Tensorflow解码JPEG:预期的图像(JPEG,PNG或GIF),格式从'\ 000 \ 000 \ 000 \ 000 \ 000 \ 000 \ 000 \ 000 \ 000 \ 00'开始的未知格式
我正在循环浏览图像文件夹,并且这种情况一直在发生.
I'm cycling through an image folder and this keeps happening.
tensorflow.python.framework.errors_impl.InvalidArgumentError:预期的图像(JPEG,PNG或GIF),格式从'\ 000 \ 000 \ 000 \ 000 \ 000 \ 000 \ 000 \ 000 \ 000 \ 000 \ 000 \ 000开始的未知格式\ 000 \ 000 \ 000 \ 000 \ 000 \ 000'[[{{node DecodeJpeg}}]]
tensorflow.python.framework.errors_impl.InvalidArgumentError: Expected image (JPEG, PNG, or GIF), got unknown format starting with '\000\000\000\000\000\000\000\000\000\000\000\000\000\000\000\000' [[{{node DecodeJpeg}}]]
此文件夹中有一些不是图像的文件,但是应该由我的上一步过滤掉.任何人都知道发生了什么事吗?
There are files in this folder that aren't images, but they should be filtered by my previous step. Anyone has an idea of what's going on?
test_files_ds = tf.data.Dataset.list_files(myFolder + '/*.jpg')
AUTOTUNE = tf.data.experimental.AUTOTUNE
def process_unlabeled_img(file_path):
img = tf.io.read_file(file_path)
img = tf.image.decode_jpeg(img, channels=3)
img = tf.image.convert_image_dtype(img, tf.float32)
img = tf.image.resize(images=img, size=(224, 224))
return file_path, img
在没有手头文件的情况下很难确切知道发生了什么,但是这里可能发生的情况是您的数据集中有文件 .jpg
, .jpeg
, .png
或 .gif
扩展名,但实际上不是JPEG,PNGGIF图片.因此,TensorFlow无法正确加载它们.
It's hard to know exactly what is going on without having the file at hand, but what is probably happening here is that you have files in your dataset that have either a .jpg
, .jpeg
, .png
or .gif
extension but that are not actually JPEG, PNG of GIF images. Thus, TensorFlow isn't able to properly load them.
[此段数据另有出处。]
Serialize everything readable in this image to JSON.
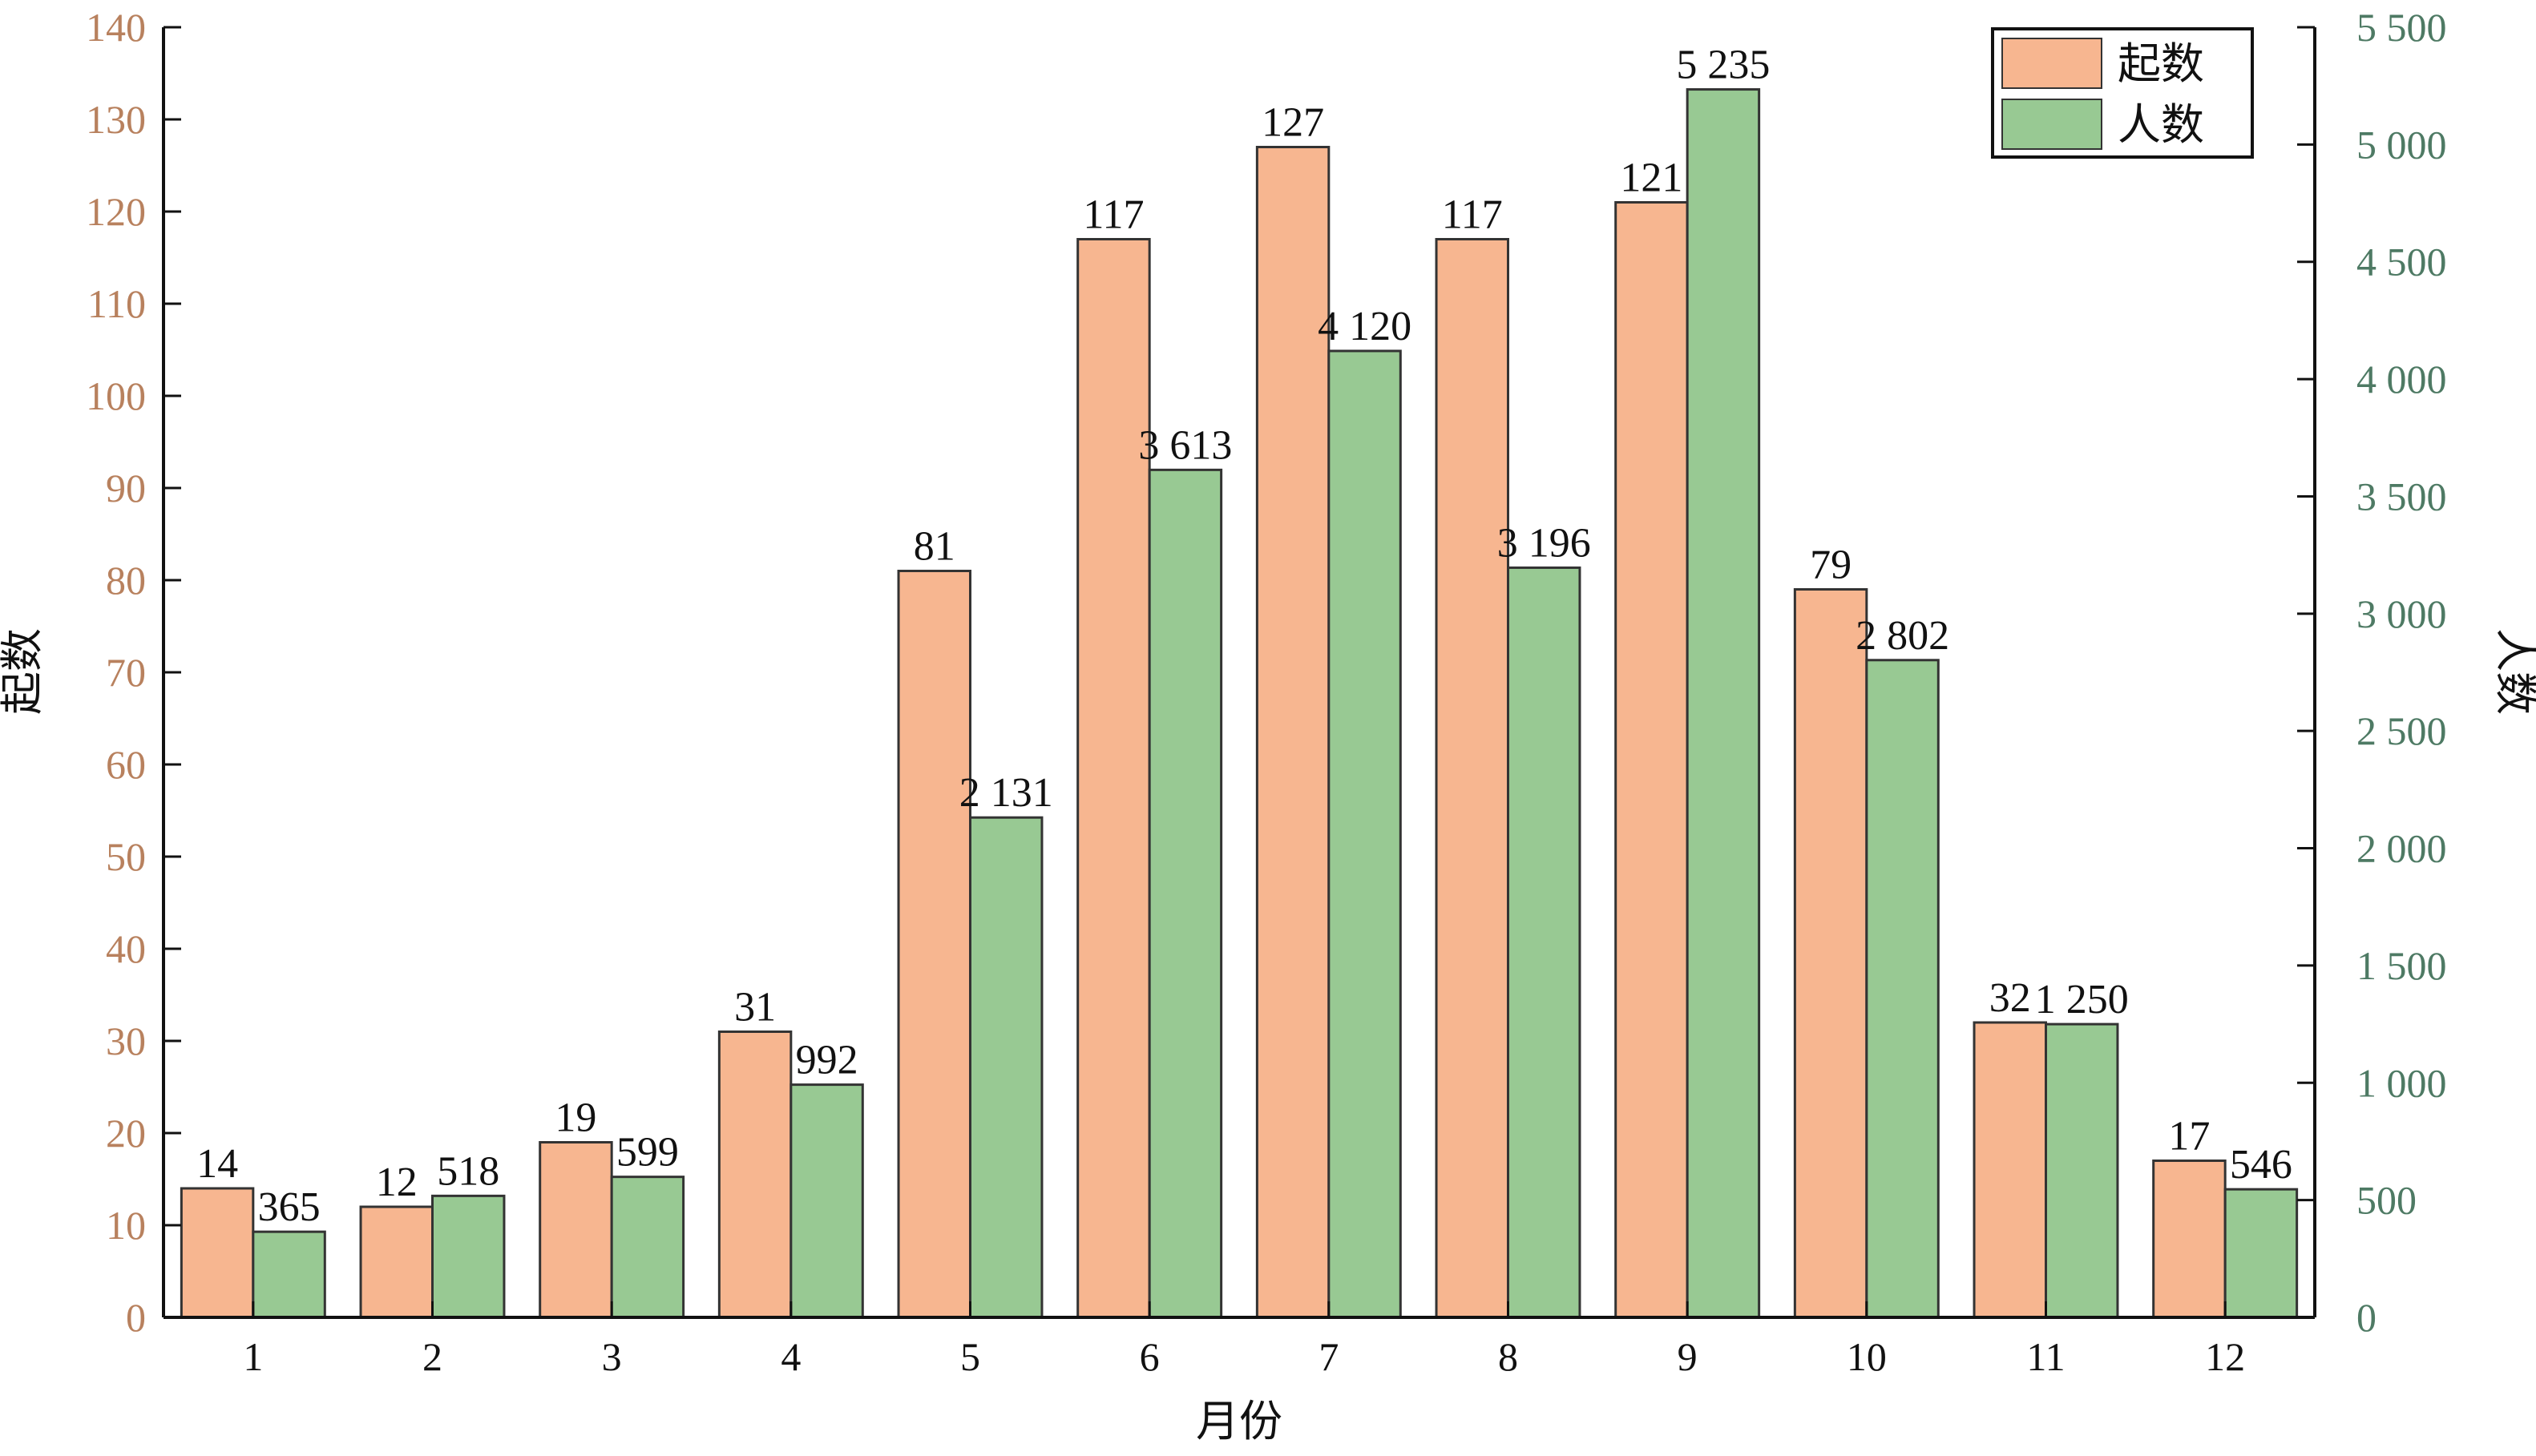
{
  "chart_data": {
    "type": "bar",
    "categories": [
      "1",
      "2",
      "3",
      "4",
      "5",
      "6",
      "7",
      "8",
      "9",
      "10",
      "11",
      "12"
    ],
    "xlabel": "月份",
    "series": [
      {
        "name": "起数",
        "axis": "left",
        "color": "#F7B690",
        "values": [
          14,
          12,
          19,
          31,
          81,
          117,
          127,
          117,
          121,
          79,
          32,
          17
        ],
        "labels": [
          "14",
          "12",
          "19",
          "31",
          "81",
          "117",
          "127",
          "117",
          "121",
          "79",
          "32",
          "17"
        ]
      },
      {
        "name": "人数",
        "axis": "right",
        "color": "#98C993",
        "values": [
          365,
          518,
          599,
          992,
          2131,
          3613,
          4120,
          3196,
          5235,
          2802,
          1250,
          546
        ],
        "labels": [
          "365",
          "518",
          "599",
          "992",
          "2 131",
          "3 613",
          "4 120",
          "3 196",
          "5 235",
          "2 802",
          "1 250",
          "546"
        ]
      }
    ],
    "y_left": {
      "label": "起数",
      "ylim": [
        0,
        140
      ],
      "ticks": [
        "0",
        "10",
        "20",
        "30",
        "40",
        "50",
        "60",
        "70",
        "80",
        "90",
        "100",
        "110",
        "120",
        "130",
        "140"
      ],
      "color": "#B8815E"
    },
    "y_right": {
      "label": "人数",
      "ylim": [
        0,
        5500
      ],
      "ticks": [
        "0",
        "500",
        "1 000",
        "1 500",
        "2 000",
        "2 500",
        "3 000",
        "3 500",
        "4 000",
        "4 500",
        "5 000",
        "5 500"
      ],
      "color": "#4E7A64"
    },
    "legend": {
      "placement": "top-right",
      "entries": [
        "起数",
        "人数"
      ]
    },
    "grid": false
  }
}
解决此问题的一种方法是检查您认为是图像的文件,并去除不是实际JPEG,PNG或GIF图像的文件.
One way to overcome this problem would be to check your files that are supposedly images and get rid of the ones that aren't actual JPEG, PNG or GIF images.
检查文件是否为有效 JPEG,PNG或GIF图像肯定比看起来复杂得多,但要检查文件签名/幻数(即,文件的前几个字节)文件)是一个好的开始,应该在大多数时候可以解决您的问题.
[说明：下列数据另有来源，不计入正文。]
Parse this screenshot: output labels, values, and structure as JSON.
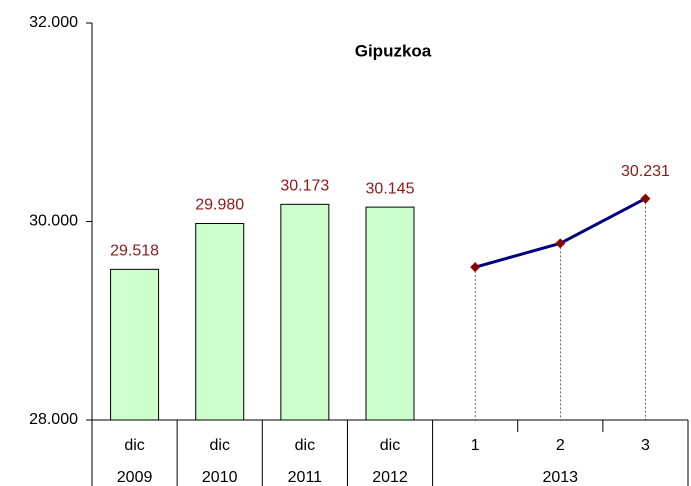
{
  "chart_data": {
    "type": "combo",
    "title": "Gipuzkoa",
    "categories": [
      "dic",
      "dic",
      "dic",
      "dic",
      "1",
      "2",
      "3"
    ],
    "groups": [
      {
        "label": "2009",
        "size": 1
      },
      {
        "label": "2010",
        "size": 1
      },
      {
        "label": "2011",
        "size": 1
      },
      {
        "label": "2012",
        "size": 1
      },
      {
        "label": "2013",
        "size": 3
      }
    ],
    "series": [
      {
        "type": "bar",
        "color": "#ccffcc",
        "label_color": "#8b1a1a",
        "values": [
          29518,
          29980,
          30173,
          30145,
          null,
          null,
          null
        ],
        "value_labels": [
          "29.518",
          "29.980",
          "30.173",
          "30.145",
          null,
          null,
          null
        ]
      },
      {
        "type": "line",
        "color": "#000080",
        "marker_color": "#8b0000",
        "label_color": "#8b1a1a",
        "values": [
          null,
          null,
          null,
          null,
          29540,
          29780,
          30231
        ],
        "value_labels": [
          null,
          null,
          null,
          null,
          null,
          null,
          "30.231"
        ]
      }
    ],
    "ylim": [
      28000,
      32000
    ],
    "yticks": [
      {
        "value": 28000,
        "label": "28.000"
      },
      {
        "value": 30000,
        "label": "30.000"
      },
      {
        "value": 32000,
        "label": "32.000"
      }
    ],
    "grid": false
  }
}
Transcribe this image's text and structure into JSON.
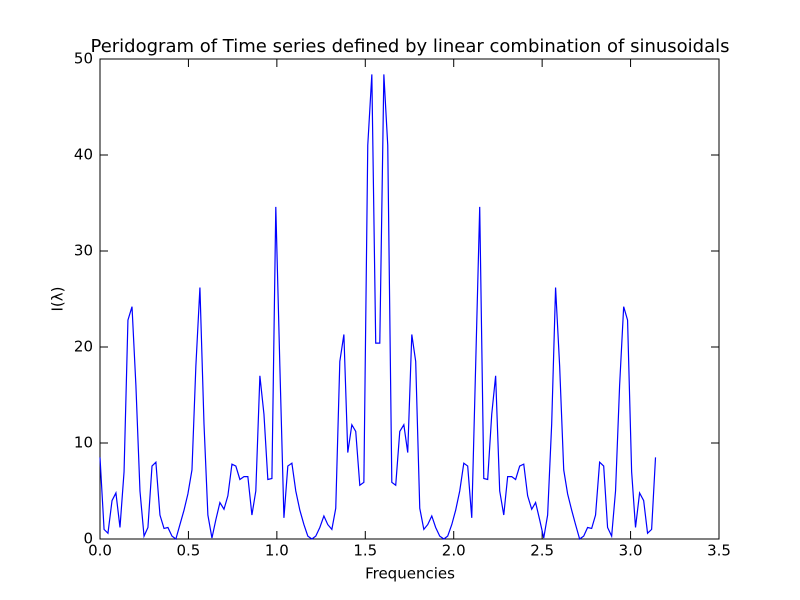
{
  "chart_data": {
    "type": "line",
    "title": "Peridogram of Time series defined by linear combination of sinusoidals",
    "xlabel": "Frequencies",
    "ylabel": "I(λ)",
    "color": "#0000ff",
    "xlim": [
      0,
      3.5
    ],
    "ylim": [
      0,
      50
    ],
    "xticks": [
      {
        "value": 0,
        "label": "0.0"
      },
      {
        "value": 0.5,
        "label": "0.5"
      },
      {
        "value": 1,
        "label": "1.0"
      },
      {
        "value": 1.5,
        "label": "1.5"
      },
      {
        "value": 2,
        "label": "2.0"
      },
      {
        "value": 2.5,
        "label": "2.5"
      },
      {
        "value": 3,
        "label": "3.0"
      },
      {
        "value": 3.5,
        "label": "3.5"
      }
    ],
    "yticks": [
      0,
      10,
      20,
      30,
      40,
      50
    ],
    "grid": false,
    "x": [
      0,
      0.023,
      0.045,
      0.068,
      0.09,
      0.113,
      0.136,
      0.158,
      0.181,
      0.203,
      0.226,
      0.249,
      0.271,
      0.294,
      0.316,
      0.339,
      0.362,
      0.384,
      0.407,
      0.429,
      0.452,
      0.475,
      0.497,
      0.52,
      0.542,
      0.565,
      0.588,
      0.61,
      0.633,
      0.655,
      0.678,
      0.701,
      0.723,
      0.746,
      0.768,
      0.791,
      0.814,
      0.836,
      0.859,
      0.881,
      0.904,
      0.927,
      0.949,
      0.972,
      0.994,
      1.017,
      1.04,
      1.062,
      1.085,
      1.107,
      1.13,
      1.153,
      1.175,
      1.198,
      1.22,
      1.243,
      1.266,
      1.288,
      1.311,
      1.333,
      1.356,
      1.379,
      1.401,
      1.424,
      1.446,
      1.469,
      1.492,
      1.514,
      1.537,
      1.559,
      1.582,
      1.605,
      1.627,
      1.65,
      1.672,
      1.695,
      1.718,
      1.74,
      1.763,
      1.785,
      1.808,
      1.831,
      1.853,
      1.876,
      1.898,
      1.921,
      1.944,
      1.966,
      1.989,
      2.011,
      2.034,
      2.057,
      2.079,
      2.102,
      2.124,
      2.147,
      2.17,
      2.192,
      2.215,
      2.237,
      2.26,
      2.283,
      2.305,
      2.328,
      2.35,
      2.373,
      2.396,
      2.418,
      2.441,
      2.463,
      2.486,
      2.509,
      2.531,
      2.554,
      2.576,
      2.599,
      2.622,
      2.644,
      2.667,
      2.689,
      2.712,
      2.735,
      2.757,
      2.78,
      2.802,
      2.825,
      2.848,
      2.87,
      2.893,
      2.915,
      2.938,
      2.961,
      2.983,
      3.006,
      3.028,
      3.051,
      3.074,
      3.096,
      3.119,
      3.141
    ],
    "values": [
      8.5,
      1.0,
      0.6,
      4.0,
      4.8,
      1.2,
      7,
      22.8,
      24.2,
      16,
      5,
      0.3,
      1.2,
      7.6,
      8,
      2.5,
      1.1,
      1.2,
      0.3,
      0,
      1.5,
      3,
      4.7,
      7.2,
      18,
      26.2,
      12,
      2.5,
      0.1,
      2,
      3.8,
      3.1,
      4.5,
      7.8,
      7.6,
      6.2,
      6.5,
      6.5,
      2.5,
      5,
      17,
      13,
      6.2,
      6.3,
      34.6,
      18,
      2.2,
      7.6,
      7.9,
      5,
      3,
      1.5,
      0.3,
      0,
      0.3,
      1.2,
      2.4,
      1.5,
      1.0,
      3.2,
      18.5,
      21.3,
      9,
      11.9,
      11.2,
      5.6,
      5.9,
      41,
      48.4,
      20.4,
      20.4,
      48.4,
      41,
      5.9,
      5.6,
      11.2,
      11.9,
      9,
      21.3,
      18.5,
      3.2,
      1.0,
      1.5,
      2.4,
      1.2,
      0.3,
      0,
      0.3,
      1.5,
      3,
      5,
      7.9,
      7.6,
      2.2,
      18,
      34.6,
      6.3,
      6.2,
      13,
      17,
      5,
      2.5,
      6.5,
      6.5,
      6.2,
      7.6,
      7.8,
      4.5,
      3.1,
      3.8,
      2,
      0.1,
      2.5,
      12,
      26.2,
      18,
      7.2,
      4.7,
      3,
      1.5,
      0,
      0.3,
      1.2,
      1.1,
      2.5,
      8,
      7.6,
      1.2,
      0.3,
      5,
      16,
      24.2,
      22.8,
      7,
      1.2,
      4.8,
      4.0,
      0.6,
      1.0,
      8.5
    ]
  }
}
Checking if a file is a valid JPEG, PNG or GIF image is definitely more complicated than it seems, but checking for the file signature / magic number (that is, the first few bytes of your file) is a good start and should most of the time solve your problems.
因此,实际上,您可以采用许多不同的方式进行操作,其中一种方法是使用某种功能分别检查每张图片是否有效( ).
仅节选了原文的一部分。